Folks on gaming forums see Electronic Arts, Microsoft, and Zynga as punching bags just as often as purveyors of entertainment, but you've got to give credit where credit is due. 278 companies recently signed an amicus curiae urging the United States government to repeal 1996's Defense of Marriage Act. Singling out EA, Microsoft, and Zynga may not make much sense initially, but as it turns out, these were the only three gaming companies that signed the brief. If the brief achieves its desired effect, crossing state lines will become much easier for married same-sex couples in the United States.
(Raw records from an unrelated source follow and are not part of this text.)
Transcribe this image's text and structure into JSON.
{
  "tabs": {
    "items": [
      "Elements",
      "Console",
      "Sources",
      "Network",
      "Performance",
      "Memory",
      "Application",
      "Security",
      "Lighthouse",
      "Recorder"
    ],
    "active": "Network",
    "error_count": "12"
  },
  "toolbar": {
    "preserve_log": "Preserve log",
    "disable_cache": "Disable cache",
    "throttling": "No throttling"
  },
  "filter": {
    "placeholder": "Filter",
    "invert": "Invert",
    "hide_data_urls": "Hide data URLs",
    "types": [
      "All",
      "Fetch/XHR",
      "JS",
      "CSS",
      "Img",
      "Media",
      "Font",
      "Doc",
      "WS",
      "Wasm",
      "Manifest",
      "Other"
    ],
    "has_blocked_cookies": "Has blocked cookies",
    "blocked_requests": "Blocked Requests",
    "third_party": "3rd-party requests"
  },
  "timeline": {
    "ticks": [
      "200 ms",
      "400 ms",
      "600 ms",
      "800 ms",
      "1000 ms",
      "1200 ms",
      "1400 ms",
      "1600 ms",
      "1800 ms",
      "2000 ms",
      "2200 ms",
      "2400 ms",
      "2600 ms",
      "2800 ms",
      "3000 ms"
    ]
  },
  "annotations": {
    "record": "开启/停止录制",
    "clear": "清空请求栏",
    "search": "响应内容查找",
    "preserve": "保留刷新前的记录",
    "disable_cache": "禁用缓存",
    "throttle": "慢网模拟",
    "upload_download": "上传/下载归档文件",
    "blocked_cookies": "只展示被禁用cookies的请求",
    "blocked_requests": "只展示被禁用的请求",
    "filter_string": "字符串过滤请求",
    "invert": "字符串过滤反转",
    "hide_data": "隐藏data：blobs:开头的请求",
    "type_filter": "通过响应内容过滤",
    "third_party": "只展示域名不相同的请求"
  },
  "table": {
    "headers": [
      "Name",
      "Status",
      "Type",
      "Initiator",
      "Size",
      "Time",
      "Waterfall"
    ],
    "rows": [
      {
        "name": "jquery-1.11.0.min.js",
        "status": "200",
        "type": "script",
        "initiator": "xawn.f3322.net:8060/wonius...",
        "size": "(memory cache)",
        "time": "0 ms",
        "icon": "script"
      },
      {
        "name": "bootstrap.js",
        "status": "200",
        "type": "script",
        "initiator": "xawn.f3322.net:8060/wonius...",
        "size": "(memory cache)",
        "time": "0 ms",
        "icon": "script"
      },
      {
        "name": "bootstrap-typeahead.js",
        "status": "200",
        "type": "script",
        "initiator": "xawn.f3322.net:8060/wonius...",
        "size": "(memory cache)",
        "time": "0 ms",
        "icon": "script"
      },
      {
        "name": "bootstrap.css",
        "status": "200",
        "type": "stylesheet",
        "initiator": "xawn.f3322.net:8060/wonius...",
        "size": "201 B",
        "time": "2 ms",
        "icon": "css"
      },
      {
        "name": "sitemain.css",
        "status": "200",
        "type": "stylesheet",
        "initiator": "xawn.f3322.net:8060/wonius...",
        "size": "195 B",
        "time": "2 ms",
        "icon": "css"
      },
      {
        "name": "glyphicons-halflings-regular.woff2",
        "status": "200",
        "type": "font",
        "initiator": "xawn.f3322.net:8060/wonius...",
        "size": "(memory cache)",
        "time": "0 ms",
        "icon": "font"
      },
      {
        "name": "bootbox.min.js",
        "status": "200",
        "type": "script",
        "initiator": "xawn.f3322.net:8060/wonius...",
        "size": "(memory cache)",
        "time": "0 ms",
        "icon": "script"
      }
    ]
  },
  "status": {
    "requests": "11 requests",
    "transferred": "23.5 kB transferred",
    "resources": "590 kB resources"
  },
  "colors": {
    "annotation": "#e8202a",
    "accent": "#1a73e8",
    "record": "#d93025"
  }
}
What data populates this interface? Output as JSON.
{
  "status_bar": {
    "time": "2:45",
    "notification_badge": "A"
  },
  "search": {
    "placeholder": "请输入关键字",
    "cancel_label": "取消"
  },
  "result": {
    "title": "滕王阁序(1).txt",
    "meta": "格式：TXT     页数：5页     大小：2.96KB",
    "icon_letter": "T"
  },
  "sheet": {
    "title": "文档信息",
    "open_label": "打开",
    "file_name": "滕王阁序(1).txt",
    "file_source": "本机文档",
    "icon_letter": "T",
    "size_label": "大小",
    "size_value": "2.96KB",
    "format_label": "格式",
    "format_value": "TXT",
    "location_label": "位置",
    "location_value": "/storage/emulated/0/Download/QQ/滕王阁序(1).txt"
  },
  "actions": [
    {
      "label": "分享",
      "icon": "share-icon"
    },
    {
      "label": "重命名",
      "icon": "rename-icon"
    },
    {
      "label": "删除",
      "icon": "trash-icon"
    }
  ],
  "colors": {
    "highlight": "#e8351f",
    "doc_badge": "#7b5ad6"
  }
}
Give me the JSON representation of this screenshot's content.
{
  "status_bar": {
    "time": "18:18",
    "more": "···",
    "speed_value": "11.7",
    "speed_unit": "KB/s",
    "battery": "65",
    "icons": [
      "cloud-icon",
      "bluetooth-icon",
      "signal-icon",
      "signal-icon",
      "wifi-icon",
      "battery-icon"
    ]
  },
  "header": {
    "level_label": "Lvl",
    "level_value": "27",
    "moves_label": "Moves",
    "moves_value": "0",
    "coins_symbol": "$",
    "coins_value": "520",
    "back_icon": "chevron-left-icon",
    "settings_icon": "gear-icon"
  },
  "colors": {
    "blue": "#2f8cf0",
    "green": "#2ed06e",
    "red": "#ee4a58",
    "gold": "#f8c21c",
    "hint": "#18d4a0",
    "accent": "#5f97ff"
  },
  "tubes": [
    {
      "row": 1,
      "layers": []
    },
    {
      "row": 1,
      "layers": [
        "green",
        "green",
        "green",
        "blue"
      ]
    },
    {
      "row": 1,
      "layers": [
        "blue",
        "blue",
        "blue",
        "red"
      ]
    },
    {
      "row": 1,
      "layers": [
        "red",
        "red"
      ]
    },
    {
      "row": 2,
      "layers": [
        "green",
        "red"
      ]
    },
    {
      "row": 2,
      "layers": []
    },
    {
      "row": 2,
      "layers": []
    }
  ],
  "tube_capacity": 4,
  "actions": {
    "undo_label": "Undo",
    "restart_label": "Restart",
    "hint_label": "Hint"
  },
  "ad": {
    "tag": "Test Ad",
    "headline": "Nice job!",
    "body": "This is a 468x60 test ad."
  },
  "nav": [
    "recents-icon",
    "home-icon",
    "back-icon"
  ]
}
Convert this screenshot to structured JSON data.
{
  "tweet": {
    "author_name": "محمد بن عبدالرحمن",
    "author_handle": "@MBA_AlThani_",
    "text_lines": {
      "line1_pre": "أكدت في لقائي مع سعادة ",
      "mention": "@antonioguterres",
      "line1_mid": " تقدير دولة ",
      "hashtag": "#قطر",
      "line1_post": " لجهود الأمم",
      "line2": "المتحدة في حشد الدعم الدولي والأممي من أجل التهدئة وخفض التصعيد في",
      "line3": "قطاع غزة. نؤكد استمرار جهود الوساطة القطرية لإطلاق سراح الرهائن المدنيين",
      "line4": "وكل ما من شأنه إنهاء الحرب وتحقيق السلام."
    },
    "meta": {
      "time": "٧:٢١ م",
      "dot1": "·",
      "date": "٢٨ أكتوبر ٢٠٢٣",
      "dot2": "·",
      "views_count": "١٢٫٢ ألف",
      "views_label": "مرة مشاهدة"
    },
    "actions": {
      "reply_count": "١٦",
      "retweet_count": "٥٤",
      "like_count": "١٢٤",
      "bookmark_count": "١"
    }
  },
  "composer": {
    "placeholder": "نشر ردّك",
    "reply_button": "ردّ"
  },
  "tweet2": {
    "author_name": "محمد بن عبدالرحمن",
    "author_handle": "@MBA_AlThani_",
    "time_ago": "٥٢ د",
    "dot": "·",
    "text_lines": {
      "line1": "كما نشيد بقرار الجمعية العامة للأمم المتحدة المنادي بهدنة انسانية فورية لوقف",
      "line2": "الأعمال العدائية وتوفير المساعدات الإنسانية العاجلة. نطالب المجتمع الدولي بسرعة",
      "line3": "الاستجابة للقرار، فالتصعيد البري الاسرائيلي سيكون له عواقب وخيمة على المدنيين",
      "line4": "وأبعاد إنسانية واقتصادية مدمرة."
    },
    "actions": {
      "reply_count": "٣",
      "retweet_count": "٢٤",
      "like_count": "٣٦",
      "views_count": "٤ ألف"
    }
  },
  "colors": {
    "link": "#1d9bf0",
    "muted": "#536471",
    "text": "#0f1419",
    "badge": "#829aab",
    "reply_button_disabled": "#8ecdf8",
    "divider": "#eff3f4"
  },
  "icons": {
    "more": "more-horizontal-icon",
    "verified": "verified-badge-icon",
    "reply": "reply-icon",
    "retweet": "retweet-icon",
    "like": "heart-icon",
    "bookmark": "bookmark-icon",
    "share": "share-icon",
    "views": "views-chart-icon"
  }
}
The amicus cites both moral and practical reasons for opposing the Act. "[The Defense of Marriage Act] puts us, as employers, to unnecessary cost and administrative complexity," the brief reads, "and regardless of our business or professional judgment forces us to treat one class of our lawfully married employees differently than another, when our success depends upon the welfare and morale of all employees." Apart from the three aforementioned companies, heavy hitters like Morgan Stanley, Facebook, Twitter, Starbucks, and Walt Disney threw their weight against DOMA.
Signed into law by former president Bill Clinton, the Defense of Marriage Act defines marriage at a federal level as a union of one man and one woman. While this in no way compromises the rights of individual states to marry same-sex couples, it can make traveling across state lines extremely difficult. A same-sex couple that gets married in one state and moves to another state that does not recognize such a marriage could lose all of the legal benefits of marriage, including tax breaks, Social Security benefits, and power of attorney.
While the amicus cites chiefly business concerns, EA, Microsoft, and Zynga have still made a firm gesture in support of equal rights for same-sex couples, and by extension, the larger LGBT community. If this doesn't work out, hopefully more gaming companies will join in on the next amicus curiae.